In so holding, the Court shuts the door to conflict of interest charges against any state commissioner or board member engaged in rulemaking where the Court determines that the conflict of interest is proper because the person involved did not have an “unalterably closed mind.” However, that’s an amorphous standard that lets the Court decide whether a conflict of interest exists in any particular situation on a case-by-case basis according to what a majority of the Court believes at that time. Indeed, it is difficult to find a more compelling set of facts for disqualification on the grounds of bias than those in the present case. Advocates paid to advance a particular set of rules are poised to possess “an unalterably closed mind” to comments and feedback contrary to the proffered rules because their measure of success and reward can flow solely from the actual passage of the rules, rather than from the indirect benefit or burden to the public resulting from their implementation. As such, the weighing of policy arguments in favor of or against a proposed rule can easily become unnecessary to advocates focused on implementing rules proposed by their employers. The advocate’s employment success or failure stems from whether the legislation or regulations they advance are passed, not from whether they benefit the public. Although most lobbyists surely possess a genuine belief in what they’re advocating, the door to potential corruption is too easily cracked when the decision-maker serves in the simultaneous role of paid advocate, standing to benefit not from the substance of the rule he advances, but from its passage.
In contrast, a farmer may be predisposed to vote for a particular set of rules because he believes that those rules will (when implemented) most benefit his operation. This belief (although perhaps grounded in self-interest) is nonetheless based upon a policy judgment about what rules will best serve farmers. This type of predisposition is contemplated by the statute and even prescribed, given that the statute requires that certain constituencies be represented on the commission (farming, manufacturing, finance, or commerce). This type of predisposition toward a policy judgment, however, is wholly different from that possible when the decision maker is simultaneously acting as paid advocate. As suggested by the Court but then discounted, “the idea of an individual serving as both an advocate and a decision-maker” is “contrary to our general governmental approach.” Allowing this dual role invites improper influence and corruption.

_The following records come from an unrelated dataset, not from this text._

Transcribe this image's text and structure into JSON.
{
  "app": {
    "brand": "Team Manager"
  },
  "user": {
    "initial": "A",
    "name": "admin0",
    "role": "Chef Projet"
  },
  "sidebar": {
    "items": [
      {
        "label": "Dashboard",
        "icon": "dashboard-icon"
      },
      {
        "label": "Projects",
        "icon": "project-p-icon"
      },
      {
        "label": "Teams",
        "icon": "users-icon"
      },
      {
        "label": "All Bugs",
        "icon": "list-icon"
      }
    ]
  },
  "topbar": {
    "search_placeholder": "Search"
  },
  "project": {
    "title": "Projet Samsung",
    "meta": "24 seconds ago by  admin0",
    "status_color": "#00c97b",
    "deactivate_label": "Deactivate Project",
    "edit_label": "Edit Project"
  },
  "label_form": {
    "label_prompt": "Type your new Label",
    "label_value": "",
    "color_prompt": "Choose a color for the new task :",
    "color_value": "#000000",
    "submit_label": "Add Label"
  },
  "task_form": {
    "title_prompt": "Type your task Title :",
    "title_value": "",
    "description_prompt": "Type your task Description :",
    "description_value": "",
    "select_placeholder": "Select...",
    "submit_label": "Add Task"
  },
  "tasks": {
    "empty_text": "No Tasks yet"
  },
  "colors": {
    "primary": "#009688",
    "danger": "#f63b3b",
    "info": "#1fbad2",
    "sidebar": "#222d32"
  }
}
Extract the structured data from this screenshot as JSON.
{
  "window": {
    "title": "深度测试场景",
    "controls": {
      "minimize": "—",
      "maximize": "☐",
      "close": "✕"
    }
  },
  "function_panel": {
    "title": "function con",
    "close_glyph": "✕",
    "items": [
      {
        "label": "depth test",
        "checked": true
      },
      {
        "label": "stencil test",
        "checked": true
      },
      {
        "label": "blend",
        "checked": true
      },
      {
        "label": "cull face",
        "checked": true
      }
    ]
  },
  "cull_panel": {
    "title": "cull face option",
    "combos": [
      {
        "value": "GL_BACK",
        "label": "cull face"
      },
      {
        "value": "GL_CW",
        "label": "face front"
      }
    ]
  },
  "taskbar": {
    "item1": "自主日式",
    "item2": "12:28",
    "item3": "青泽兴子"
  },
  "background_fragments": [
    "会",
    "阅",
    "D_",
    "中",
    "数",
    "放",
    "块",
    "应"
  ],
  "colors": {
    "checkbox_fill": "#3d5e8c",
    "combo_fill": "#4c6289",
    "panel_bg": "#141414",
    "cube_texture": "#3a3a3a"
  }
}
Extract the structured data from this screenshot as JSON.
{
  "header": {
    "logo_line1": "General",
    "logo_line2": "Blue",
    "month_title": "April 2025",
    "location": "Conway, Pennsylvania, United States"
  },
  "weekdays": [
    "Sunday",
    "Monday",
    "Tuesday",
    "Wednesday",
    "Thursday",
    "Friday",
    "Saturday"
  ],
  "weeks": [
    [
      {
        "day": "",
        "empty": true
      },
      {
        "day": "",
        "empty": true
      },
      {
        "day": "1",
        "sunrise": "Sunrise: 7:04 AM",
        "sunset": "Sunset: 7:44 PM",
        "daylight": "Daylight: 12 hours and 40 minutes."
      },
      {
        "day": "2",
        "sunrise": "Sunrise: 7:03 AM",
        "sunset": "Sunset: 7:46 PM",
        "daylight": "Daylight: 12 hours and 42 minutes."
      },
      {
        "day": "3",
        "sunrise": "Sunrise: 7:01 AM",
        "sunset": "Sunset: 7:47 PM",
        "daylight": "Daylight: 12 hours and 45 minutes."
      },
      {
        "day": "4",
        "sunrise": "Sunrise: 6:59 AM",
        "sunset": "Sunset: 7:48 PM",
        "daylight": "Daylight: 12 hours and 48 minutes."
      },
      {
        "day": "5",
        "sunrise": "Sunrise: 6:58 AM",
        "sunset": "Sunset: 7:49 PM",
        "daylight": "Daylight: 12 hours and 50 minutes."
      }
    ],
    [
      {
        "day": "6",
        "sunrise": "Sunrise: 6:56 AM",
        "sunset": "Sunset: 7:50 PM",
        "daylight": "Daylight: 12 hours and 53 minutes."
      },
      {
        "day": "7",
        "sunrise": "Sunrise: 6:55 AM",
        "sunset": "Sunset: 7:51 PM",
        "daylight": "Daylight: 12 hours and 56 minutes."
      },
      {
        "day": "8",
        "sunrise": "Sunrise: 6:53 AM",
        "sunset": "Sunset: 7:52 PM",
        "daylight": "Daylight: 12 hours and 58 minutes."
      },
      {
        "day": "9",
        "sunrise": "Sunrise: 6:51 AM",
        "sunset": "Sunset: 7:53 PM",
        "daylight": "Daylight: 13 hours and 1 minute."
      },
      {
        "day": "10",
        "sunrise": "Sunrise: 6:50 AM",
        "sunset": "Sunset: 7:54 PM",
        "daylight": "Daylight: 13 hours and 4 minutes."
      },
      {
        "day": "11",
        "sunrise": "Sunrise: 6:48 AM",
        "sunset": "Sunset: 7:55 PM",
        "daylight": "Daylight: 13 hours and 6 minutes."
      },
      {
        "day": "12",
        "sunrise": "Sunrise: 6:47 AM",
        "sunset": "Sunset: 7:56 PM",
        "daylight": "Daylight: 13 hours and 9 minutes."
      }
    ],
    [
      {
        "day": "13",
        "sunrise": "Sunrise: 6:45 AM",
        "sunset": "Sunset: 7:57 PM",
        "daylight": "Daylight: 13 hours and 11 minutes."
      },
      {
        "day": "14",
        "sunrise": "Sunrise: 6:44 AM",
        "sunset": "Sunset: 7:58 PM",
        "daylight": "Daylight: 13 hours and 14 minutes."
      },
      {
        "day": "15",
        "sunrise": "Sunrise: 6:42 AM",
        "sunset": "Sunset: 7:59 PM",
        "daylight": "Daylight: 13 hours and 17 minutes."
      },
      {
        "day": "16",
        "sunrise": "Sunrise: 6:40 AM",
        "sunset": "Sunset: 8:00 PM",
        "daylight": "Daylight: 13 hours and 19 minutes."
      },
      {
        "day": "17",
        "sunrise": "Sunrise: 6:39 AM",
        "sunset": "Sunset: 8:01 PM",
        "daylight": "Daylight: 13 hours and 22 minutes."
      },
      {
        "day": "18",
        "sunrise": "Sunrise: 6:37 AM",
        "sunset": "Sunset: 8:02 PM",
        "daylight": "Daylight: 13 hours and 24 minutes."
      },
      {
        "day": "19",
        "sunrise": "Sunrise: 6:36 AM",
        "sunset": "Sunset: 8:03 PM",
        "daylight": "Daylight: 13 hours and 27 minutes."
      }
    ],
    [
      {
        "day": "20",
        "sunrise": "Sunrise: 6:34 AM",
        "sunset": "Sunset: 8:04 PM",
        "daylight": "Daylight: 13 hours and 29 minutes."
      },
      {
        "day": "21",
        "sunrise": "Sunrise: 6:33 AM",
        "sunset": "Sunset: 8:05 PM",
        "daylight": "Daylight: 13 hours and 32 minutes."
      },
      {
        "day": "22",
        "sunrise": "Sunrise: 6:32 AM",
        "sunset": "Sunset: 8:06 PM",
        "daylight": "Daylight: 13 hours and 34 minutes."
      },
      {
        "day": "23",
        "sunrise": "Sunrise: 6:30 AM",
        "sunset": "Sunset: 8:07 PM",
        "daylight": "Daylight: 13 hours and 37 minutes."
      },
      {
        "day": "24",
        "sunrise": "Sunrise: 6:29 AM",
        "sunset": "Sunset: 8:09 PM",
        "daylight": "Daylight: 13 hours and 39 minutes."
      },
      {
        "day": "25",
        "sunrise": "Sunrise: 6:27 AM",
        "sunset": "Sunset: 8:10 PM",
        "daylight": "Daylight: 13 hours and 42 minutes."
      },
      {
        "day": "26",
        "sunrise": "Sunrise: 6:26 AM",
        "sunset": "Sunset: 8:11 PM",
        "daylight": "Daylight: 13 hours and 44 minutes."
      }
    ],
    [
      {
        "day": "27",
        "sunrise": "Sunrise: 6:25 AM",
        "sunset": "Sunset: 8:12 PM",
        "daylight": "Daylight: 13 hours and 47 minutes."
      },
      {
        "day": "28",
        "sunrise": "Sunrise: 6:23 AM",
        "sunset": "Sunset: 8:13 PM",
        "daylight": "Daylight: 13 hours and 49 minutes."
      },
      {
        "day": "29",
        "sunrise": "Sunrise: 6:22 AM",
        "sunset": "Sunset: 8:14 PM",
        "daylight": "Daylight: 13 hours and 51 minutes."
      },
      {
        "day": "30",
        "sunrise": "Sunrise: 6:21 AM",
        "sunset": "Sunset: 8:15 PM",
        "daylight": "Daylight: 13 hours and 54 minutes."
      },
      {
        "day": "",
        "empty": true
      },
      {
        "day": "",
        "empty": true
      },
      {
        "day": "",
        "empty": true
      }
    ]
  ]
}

Given the Court’s ruling that Iowa commissioners and board members can simultaneously serve as paid lobbyists for the very rules, policies, and regulations they promulgate, it will now take legislative action to protect the public from the dangers inherent under such a system.
La Seur Decision and Analysis
The Court then analyzed the petitioners’ allegations that the rules should be invalidated because La Seur was not an elector of Iowa and was thus not legally serving on the EPC at the time of the rules’ passage. The Court affirmed the summary judgment in favor of the respondents on this issue as well, although three justices dissented.
All parties conceded that La Seur was not an eligible Iowa elector when she voted to adopt the antidegredation policy. Nonetheless, the Court found that the “de facto officer doctrine” applied to validate her unauthorized action.
The de facto officer doctrine validates official action taken without legal authority by giving “authority to an official who lacks de jure authority to take official action.” An ancient common law doctrine, it is frequently applies to overlook “technical infirmities” that might otherwise invalidate qualified officials. For example, under the de facto officer doctrine, otherwise valid school board decisions will not be invalidated because otherwise qualified board members were improperly sworn into office. Key to the application of the doctrine is that it cannot be applied when the particular disqualification at issue undermines the integrity and confidence demanded in the action taken or the decisions made by government.
In applying the doctrine, the Court stated, “In this case, it is difficult to discern with precision the underlying objective or policy the legislature had in mind in imposing the requirement for commissioners to be electors.” Finding La Seur’s electorate status to be a “minor or technical” defect, the Court ruled that public policy required validation of her vote. The Court stated that La Seur’s defect was comparable to that of an elected official who failed to properly take the oath of office, finding that the defect neither undermined the administration of government or an individual’s rights. The Court reached this conclusion in spite of the obvious outcome of its conclusion – overruling the legislature’s directive that only Iowans can take part in state policy decisions impacting only Iowans. The Court concluded that it did not undermine the integrity and confidence in the process followed by the EPC or in the EPC’s decision. When La Seur lost her status as an elector, the Court stated, “the loss did not render her unqualified to do her job.”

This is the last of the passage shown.